Menu

Nathalie Garraud / Olivier Saccomano : « Les artistes méditerranéens ont un souci de l’Histoire, ils font de la scène un espace de résistance »

  • Écrit par : Romain Rougé

rrrr

Par Romain Rougé - Lagrandeparade.com/ Instigatrice et instigateur de la Biennale des arts de la scène en Méditerranée dont la deuxième édition se tient sur le territoire montpelliérain du 8 au 25 novembre 2023, Nathalie Garraud et Olivier Saccomano, qui co-dirigent aussi le Centre dramatique national des 13 Vents, évoquent la tenue de l’événement dans un contexte méditerranéen aussi créatif que difficile.

Nathalie Garraud, Olivier Saccomano, parlons d’abord de l’événement dans son ensemble : pourquoi proposer une Biennale des arts de la scène en Méditerranée ?
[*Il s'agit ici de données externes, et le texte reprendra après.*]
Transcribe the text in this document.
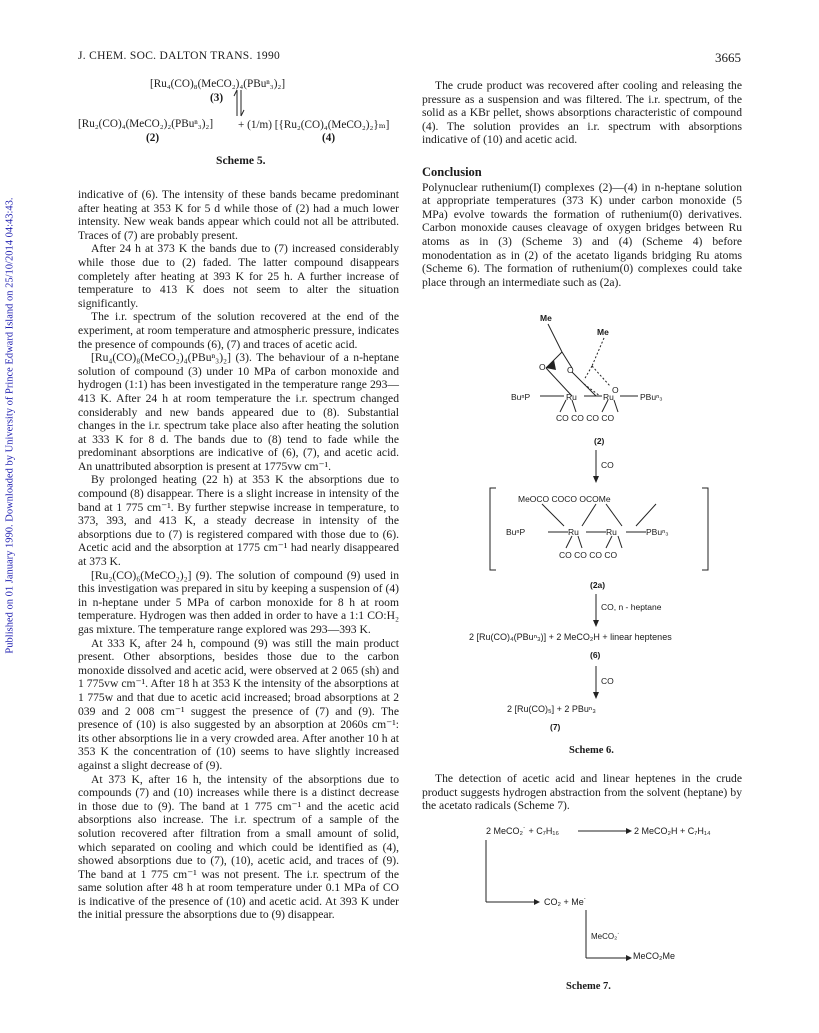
Published on 01 January 1990. Downloaded by University of Prince Edward Island on 25/10/2014 04:43:43.
J. CHEM. SOC. DALTON TRANS. 1990	3665
[Ru₄(CO)₈(MeCO₂)₄(PBuⁿ₃)₂]
(3)
[Ru₂(CO)₄(MeCO₂)₂(PBuⁿ₃)₂] + (1/m) [{Ru₂(CO)₄(MeCO₂)₂}ₘ]
(2)	(4)
Scheme 5.

indicative of (6). The intensity of these bands became predominant after heating at 353 K for 5 d while those of (2) had a much lower intensity. New weak bands appear which could not all be attributed. Traces of (7) are probably present.

After 24 h at 373 K the bands due to (7) increased considerably while those due to (2) faded. The latter compound disappears completely after heating at 393 K for 25 h. A further increase of temperature to 413 K does not seem to alter the situation significantly.

The i.r. spectrum of the solution recovered at the end of the experiment, at room temperature and atmospheric pressure, indicates the presence of compounds (6), (7) and traces of acetic acid.

[Ru₄(CO)₈(MeCO₂)₄(PBuⁿ₃)₂] (3). The behaviour of a n-heptane solution of compound (3) under 10 MPa of carbon monoxide and hydrogen (1:1) has been investigated in the temperature range 293—413 K. After 24 h at room temperature the i.r. spectrum changed considerably and new bands appeared due to (8). Substantial changes in the i.r. spectrum take place also after heating the solution at 333 K for 8 d. The bands due to (8) tend to fade while the predominant absorptions are indicative of (6), (7), and acetic acid. An unattributed absorption is present at 1775vw cm⁻¹.

By prolonged heating (22 h) at 353 K the absorptions due to compound (8) disappear. There is a slight increase in intensity of the band at 1 775 cm⁻¹. By further stepwise increase in temperature, to 373, 393, and 413 K, a steady decrease in intensity of the absorptions due to (7) is registered compared with those due to (6). Acetic acid and the absorption at 1775 cm⁻¹ had nearly disappeared at 373 K.

[Ru₂(CO)₆(MeCO₂)₂] (9). The solution of compound (9) used in this investigation was prepared in situ by keeping a suspension of (4) in n-heptane under 5 MPa of carbon monoxide for 8 h at room temperature. Hydrogen was then added in order to have a 1:1 CO:H₂ gas mixture. The temperature range explored was 293—393 K.

At 333 K, after 24 h, compound (9) was still the main product present. Other absorptions, besides those due to the carbon monoxide dissolved and acetic acid, were observed at 2 065 (sh) and 1 775vw cm⁻¹. After 18 h at 353 K the intensity of the absorptions at 1 775w and that due to acetic acid increased; broad absorptions at 2 039 and 2 008 cm⁻¹ suggest the presence of (7) and (9). The presence of (10) is also suggested by an absorption at 2060s cm⁻¹: its other absorptions lie in a very crowded area. After another 10 h at 353 K the concentration of (10) seems to have slightly increased against a slight decrease of (9).

At 373 K, after 16 h, the intensity of the absorptions due to compounds (7) and (10) increases while there is a distinct decrease in those due to (9). The band at 1 775 cm⁻¹ and the acetic acid absorptions also increase. The i.r. spectrum of a sample of the solution recovered after filtration from a small amount of solid, which separated on cooling and which could be identified as (4), showed absorptions due to (7), (10), acetic acid, and traces of (9). The band at 1 775 cm⁻¹ was not present. The i.r. spectrum of the same solution after 48 h at room temperature under 0.1 MPa of CO is indicative of the presence of (10) and acetic acid. At 393 K under the initial pressure the absorptions due to (9) disappear.

The crude product was recovered after cooling and releasing the pressure as a suspension and was filtered. The i.r. spectrum, of the solid as a KBr pellet, shows absorptions characteristic of compound (4). The solution provides an i.r. spectrum with absorptions indicative of (10) and acetic acid.

Conclusion

Polynuclear ruthenium(I) complexes (2)—(4) in n-heptane solution at appropriate temperatures (373 K) under carbon monoxide (5 MPa) evolve towards the formation of ruthenium(0) derivatives. Carbon monoxide causes cleavage of oxygen bridges between Ru atoms as in (3) (Scheme 3) and (4) (Scheme 4) before monodentation as in (2) of the acetato ligands bridging Ru atoms (Scheme 6). The formation of ruthenium(0) complexes could take place through an intermediate such as (2a).

Me
Me
O	O
O
BuⁿP	Ru	Ru	PBuⁿ₃
CO CO CO CO
(2)
CO
MeOCO COCO OCOMe
BuⁿP	Ru	Ru	PBuⁿ₃
CO CO CO CO
(2a)
CO, n - heptane
2 [Ru(CO)₄(PBuⁿ₃)] + 2 MeCO₂H + linear heptenes
(6)
CO
2 [Ru(CO)₅] + 2 PBuⁿ₃
(7)
Scheme 6.
The detection of acetic acid and linear heptenes in the crude product suggests hydrogen abstraction from the solvent (heptane) by the acetato radicals (Scheme 7).
2 MeCO₂˙ + C₇H₁₆	2 MeCO₂H + C₇H₁₄
CO₂ + Me˙
MeCO₂˙
MeCO₂Me
Scheme 7.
L’idée de cette Biennale est double : proposer un aperçu de la création scénique contemporaine en Méditerranée et faire en sorte, notamment par un large programme de rencontres et d’ateliers, que s’engage une conversation, entre les artistes eux-mêmes mais aussi entre les artistes et le public. Il est capital pour nous qu’une telle manifestation permette d’approfondir les enjeux esthétiques et politiques de la création, dans des contextes très divers, et dans une petite zone du monde, riche d’un imaginaire commun mais traversée par toutes les lignes de fractures de l’époque.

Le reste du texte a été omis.